Ante el riesgo de contagio de coronavirus, Isabel II cambia de palacio y se va a Windsor. Ante el riesgo de contagio del descrédito, Felipe VI no puede cambiar de padre porque, en el oficio monárquico, de él viene toda la legitimidad.

La última de Juan Carlos I es que hizo un capitalito, residenciado en Suiza y con segunda vivienda en Panamá, con influencias en negocios y usando el nombre de España en vano para blanquear dictaduras arábigas. Una demostración de patriotismo económico y fiscal de un Jefe de Estado con ayuda de primos -gitanos y reyes se relacionan entre primos más que el común- y sociedades, ancladas lejos de tierra fiscal, llamadas Zagatka y Lucum (se van a acabar los nombres de tantas que hay).

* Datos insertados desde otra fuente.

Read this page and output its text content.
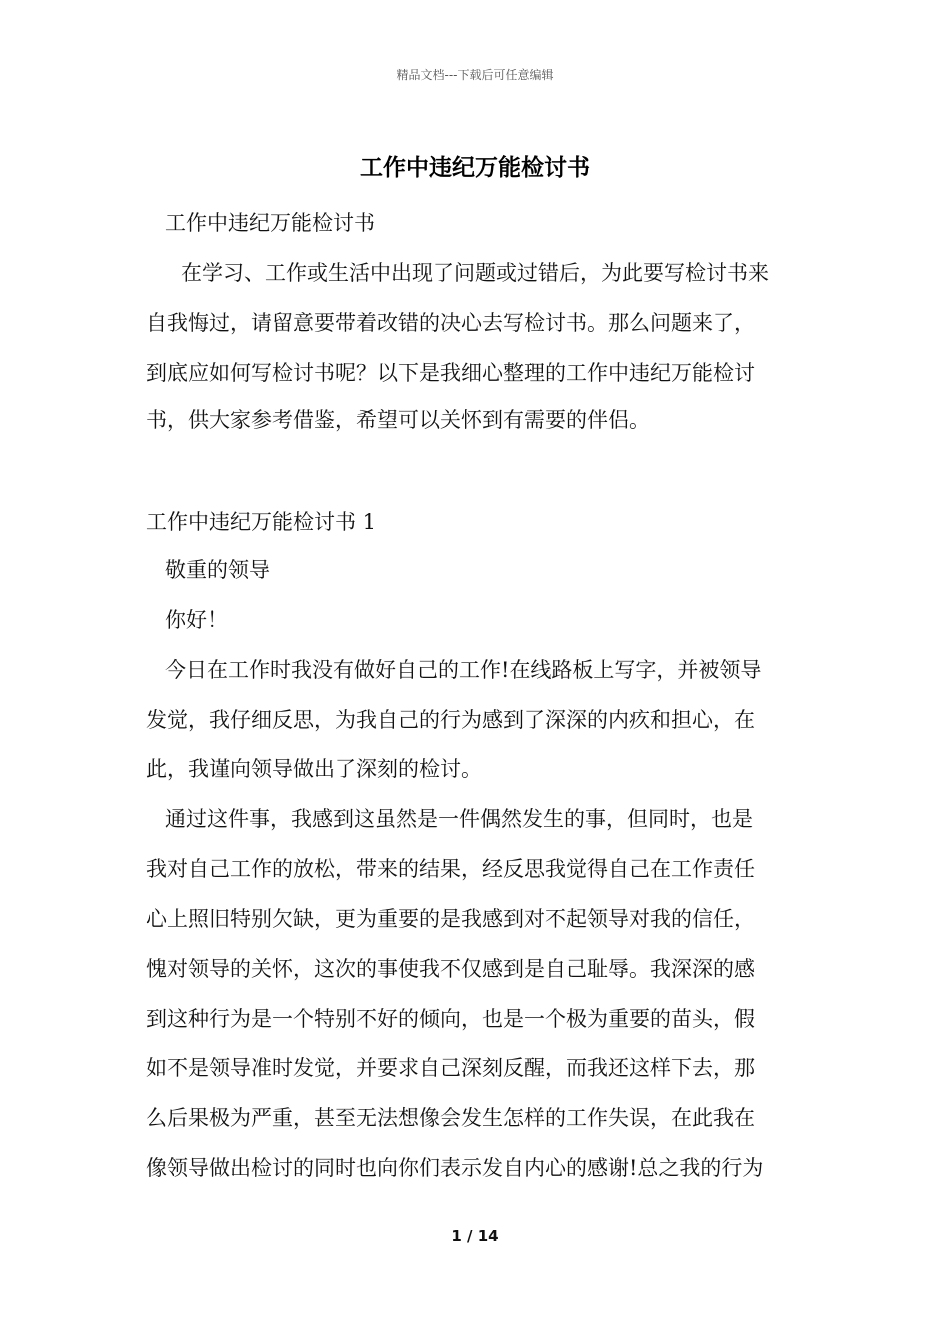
精品文档---下载后可任意编辑
工作中违纪万能检讨书
工作中违纪万能检讨书
在学习、工作或生活中出现了问题或过错后，为此要写检讨书来
自我悔过，请留意要带着改错的决心去写检讨书。那么问题来了，
到底应如何写检讨书呢？以下是我细心整理的工作中违纪万能检讨
书，供大家参考借鉴，希望可以关怀到有需要的伴侣。
工作中违纪万能检讨书 1
敬重的领导
你好！
今日在工作时我没有做好自己的工作!在线路板上写字，并被领导
发觉，我仔细反思，为我自己的行为感到了深深的内疚和担心，在
此，我谨向领导做出了深刻的检讨。
通过这件事，我感到这虽然是一件偶然发生的事，但同时，也是
我对自己工作的放松，带来的结果，经反思我觉得自己在工作责任
心上照旧特别欠缺，更为重要的是我感到对不起领导对我的信任，
愧对领导的关怀，这次的事使我不仅感到是自己耻辱。我深深的感
到这种行为是一个特别不好的倾向，也是一个极为重要的苗头，假
如不是领导准时发觉，并要求自己深刻反醒，而我还这样下去，那
么后果极为严重，甚至无法想像会发生怎样的工作失误，在此我在
像领导做出检讨的同时也向你们表示发自内心的感谢!总之我的行为
1 / 14
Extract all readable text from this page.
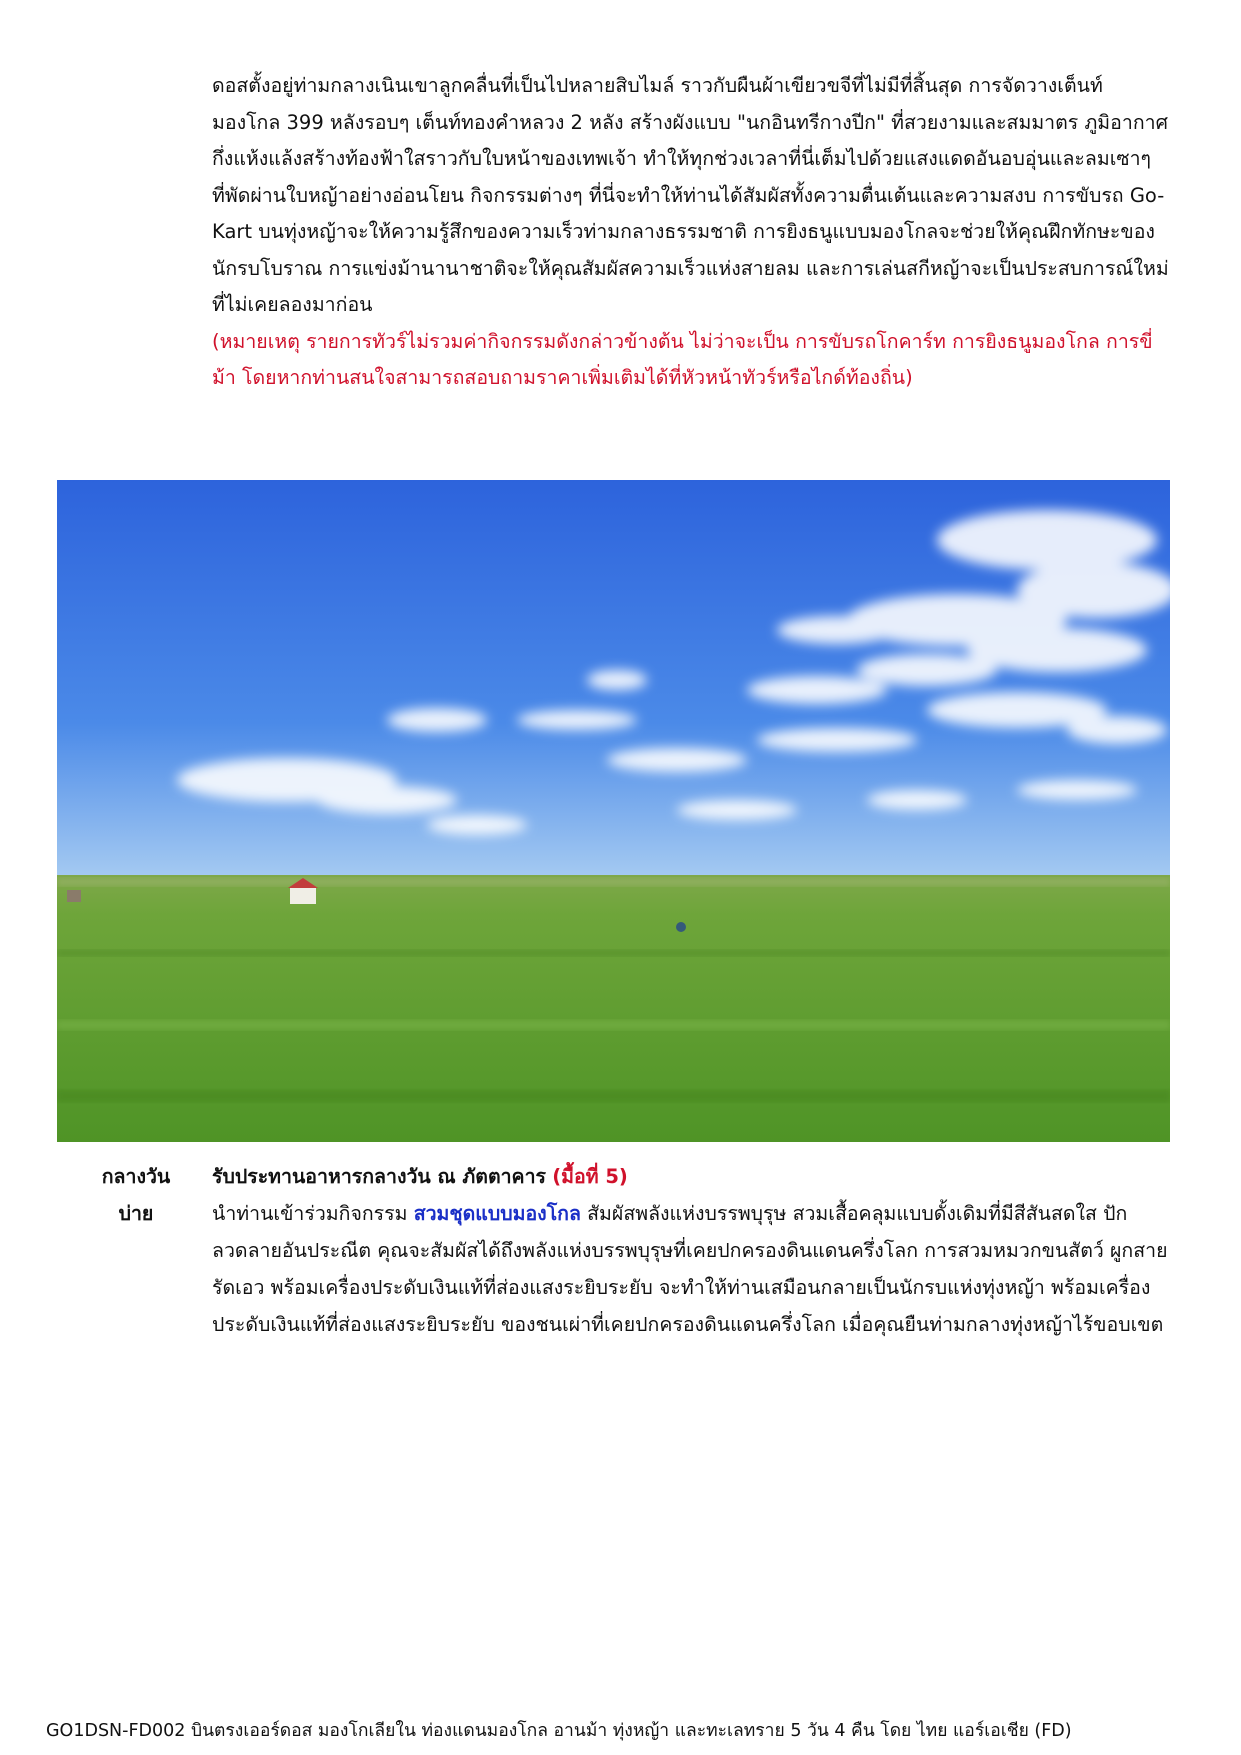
ดอสตั้งอยู่ท่ามกลางเนินเขาลูกคลื่นที่เป็นไปหลายสิบไมล์ ราวกับผืนผ้าเขียวขจีที่ไม่มีที่สิ้นสุด การจัดวางเต็นท์มองโกล 399 หลังรอบๆ เต็นท์ทองคำหลวง 2 หลัง สร้างผังแบบ "นกอินทรีกางปีก" ที่สวยงามและสมมาตร ภูมิอากาศกึ่งแห้งแล้งสร้างท้องฟ้าใสราวกับใบหน้าของเทพเจ้า ทำให้ทุกช่วงเวลาที่นี่เต็มไปด้วยแสงแดดอันอบอุ่นและลมเซาๆ ที่พัดผ่านใบหญ้าอย่างอ่อนโยน กิจกรรมต่างๆ ที่นี่จะทำให้ท่านได้สัมผัสทั้งความตื่นเต้นและความสงบ การขับรถ Go-Kart บนทุ่งหญ้าจะให้ความรู้สึกของความเร็วท่ามกลางธรรมชาติ การยิงธนูแบบมองโกลจะช่วยให้คุณฝึกทักษะของนักรบโบราณ การแข่งม้านานาชาติจะให้คุณสัมผัสความเร็วแห่งสายลม และการเล่นสกีหญ้าจะเป็นประสบการณ์ใหม่ที่ไม่เคยลองมาก่อน

(หมายเหตุ รายการทัวร์ไม่รวมค่ากิจกรรมดังกล่าวข้างต้น ไม่ว่าจะเป็น การขับรถโกคาร์ท การยิงธนูมองโกล การขี่ม้า โดยหากท่านสนใจสามารถสอบถามราคาเพิ่มเติมได้ที่หัวหน้าทัวร์หรือไกด์ท้องถิ่น)

กลางวัน	รับประทานอาหารกลางวัน ณ ภัตตาคาร (มื้อที่ 5)
บ่าย	นำท่านเข้าร่วมกิจกรรม สวมชุดแบบมองโกล สัมผัสพลังแห่งบรรพบุรุษ สวมเสื้อคลุมแบบดั้งเดิมที่มีสีสันสดใส ปักลวดลายอันประณีต คุณจะสัมผัสได้ถึงพลังแห่งบรรพบุรุษที่เคยปกครองดินแดนครึ่งโลก การสวมหมวกขนสัตว์ ผูกสายรัดเอว พร้อมเครื่องประดับเงินแท้ที่ส่องแสงระยิบระยับ จะทำให้ท่านเสมือนกลายเป็นนักรบแห่งทุ่งหญ้า พร้อมเครื่องประดับเงินแท้ที่ส่องแสงระยิบระยับ ของชนเผ่าที่เคยปกครองดินแดนครึ่งโลก เมื่อคุณยืนท่ามกลางทุ่งหญ้าไร้ขอบเขต
GO1DSN-FD002 บินตรงเออร์ดอส มองโกเลียใน ท่องแดนมองโกล อานม้า ทุ่งหญ้า และทะเลทราย 5 วัน 4 คืน โดย ไทย แอร์เอเชีย (FD)
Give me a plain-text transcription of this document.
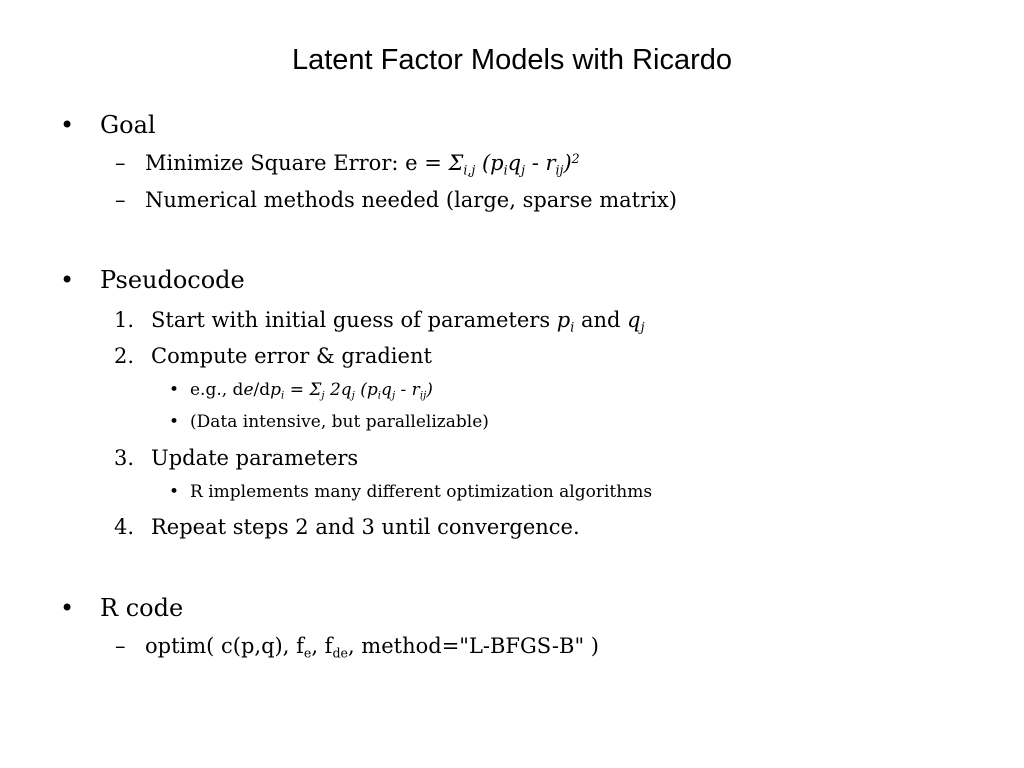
Latent Factor Models with Ricardo
• Goal
– Minimize Square Error: $e = \Sigma_{i,j}$ $(p_iq_j - r_{ij})^2$
– Numerical methods needed (large, sparse matrix)
• Pseudocode
1. Start with initial guess of parameters $p_i$ and $q_j$
2. Compute error & gradient
• e.g., $de/dp_i = \Sigma_j$ $2q_j$ $(p_iq_j - r_{ij})$
• (Data intensive, but parallelizable)
3. Update parameters
• R implements many different optimization algorithms
4. Repeat steps 2 and 3 until convergence.
• R code
– optim( c(p,q), $f_e$, $f_{de}$, method="L-BFGS-B" )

La crisis del coronavirus ha dado a la monarquía la oportunidad de aminorar la repercusión del escándalo. Preventivamente, muchos medios de comunicación estaban lavándose las manos. Ahora, sin incidir en las causas, se saben los efectos: Felipe VI - beneficiario de una sociedad offshore- renuncia a la herencia de su padre porque no está en consonancia con la legalidad, rectitud e integridad pública y privada a la que se somete y le retira a su rey padre la paga de 194.232 euros. Es el modo de cortar la cadena de contagio.

A Juan Carlos no le bastó con ser el primer funcionario de España y prefirió la iniciativa, como la gente que lleva vida de reyes en los siglos XX y XXI. El rey Felipe parece elegir un empleo fijo con contrato indefinido en un trabajo bien remunerado, sin condiciones penosas y que le permite teletrabajar (oficia fundamentalmente en la tele y se la llevan a casa) y conciliar (pasa mucho tiempo en la vivienda familiar y puede llevar a sus hijas al trabajo). A ver si ni él ni nosotros olvidamos la consonancia.